Uzay deyince aklımıza kapkara ve sonsuz bir boşluk gelir.Oysa hepimiz biliriz ki,uzayda ısı ve ışık üreten binlerce yıldız bulunur.Buna rağmen uzay boşluğu hala simsiyahtır.Bunun nedenin hiç düşündünüz mü?
Yıldızların ve parlak gökadaların varlığına karşın uzayın siyah olmasının nedeni,çok geniş olması ve giderek artan bir hızla da genişlemesidir.Gerçi biz gökyüzünde çıplak gözle yalnızca 7-8 bin yıldız görebiliriz,ama birbirine kütle çekimiyle bağlı en az 100 milyar yıldızdan oluşan Samanyolu’nun içinde yaşıyoruz.Evrende bu gökadalardan 200 milyar kadarının bulunduğu hesaplanıyor.Gene de bu kadar yıldız,evrenin toplam enerji içeriğinin çok küçük bir bölümünü oluşturuyor.

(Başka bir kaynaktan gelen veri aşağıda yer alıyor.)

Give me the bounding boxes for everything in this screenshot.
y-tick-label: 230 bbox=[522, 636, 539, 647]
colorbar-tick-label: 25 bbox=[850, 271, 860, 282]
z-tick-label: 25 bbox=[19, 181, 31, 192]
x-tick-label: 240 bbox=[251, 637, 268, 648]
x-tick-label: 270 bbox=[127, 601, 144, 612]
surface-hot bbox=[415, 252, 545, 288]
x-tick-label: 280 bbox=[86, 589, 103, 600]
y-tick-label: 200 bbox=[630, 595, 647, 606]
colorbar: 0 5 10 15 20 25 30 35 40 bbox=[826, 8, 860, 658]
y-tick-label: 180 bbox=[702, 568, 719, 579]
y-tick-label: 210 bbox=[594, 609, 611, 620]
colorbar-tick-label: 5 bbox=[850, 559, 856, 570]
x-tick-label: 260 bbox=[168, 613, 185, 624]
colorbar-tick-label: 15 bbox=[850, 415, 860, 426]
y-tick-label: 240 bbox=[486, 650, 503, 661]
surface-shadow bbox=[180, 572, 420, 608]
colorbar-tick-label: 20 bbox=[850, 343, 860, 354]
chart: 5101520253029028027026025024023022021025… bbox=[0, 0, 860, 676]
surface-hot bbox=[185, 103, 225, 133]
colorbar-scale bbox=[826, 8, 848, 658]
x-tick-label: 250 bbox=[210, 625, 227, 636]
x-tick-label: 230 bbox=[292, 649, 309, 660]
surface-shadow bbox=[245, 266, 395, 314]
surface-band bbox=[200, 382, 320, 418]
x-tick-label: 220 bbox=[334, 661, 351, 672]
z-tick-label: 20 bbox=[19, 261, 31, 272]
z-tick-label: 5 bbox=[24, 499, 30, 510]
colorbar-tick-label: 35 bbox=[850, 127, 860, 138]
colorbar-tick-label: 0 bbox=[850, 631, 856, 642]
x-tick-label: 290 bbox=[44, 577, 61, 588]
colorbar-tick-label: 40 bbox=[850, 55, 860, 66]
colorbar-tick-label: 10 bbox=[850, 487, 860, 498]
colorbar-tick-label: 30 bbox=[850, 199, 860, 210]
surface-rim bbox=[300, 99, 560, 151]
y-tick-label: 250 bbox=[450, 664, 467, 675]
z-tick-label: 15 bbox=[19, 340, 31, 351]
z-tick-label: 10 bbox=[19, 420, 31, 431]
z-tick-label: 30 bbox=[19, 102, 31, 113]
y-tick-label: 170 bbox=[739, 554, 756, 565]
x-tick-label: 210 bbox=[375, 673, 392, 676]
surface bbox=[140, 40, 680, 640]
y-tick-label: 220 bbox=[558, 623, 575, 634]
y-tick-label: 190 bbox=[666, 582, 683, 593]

Karanlık madde diye tanımlanan ve henüz gözlemlenmemiş,nitelikleri bilinmeyen ancak varlığını kütle çekimiyle belli eden bir madde türüyse,toplam enerjinin %23′ünden sorumludur.Evrendeki enerjinin geri kalanını ise,kütle çekiminin tersine itici bir etkisi olan gizemli bir karanlık enerjinin oluşturduğu ve son birkaç milyar yıldır evrenin giderek hızlanan genişlemesinden sorumlu olduğu,son gözlemlerle ortaya çıkmış durumdadır.
Gene son gözlemler,evreni yaratan Büyük Patlama’nın bundan 13.7 milyar yıl önce meydana geldiğini gösterdi.Bu durumda evrenle ortaya çıkan ışınım,ışık,yaklaşık 14 milyar yıldır her tarafa yayılıyor.Evreni bir küre gibi düşünecek olursak,bu durumda görünebilen (ışığın varabildiği) evrenin çapının 27-28 milyar ışık yılı olduğu sonucunu çıkarabiliriz.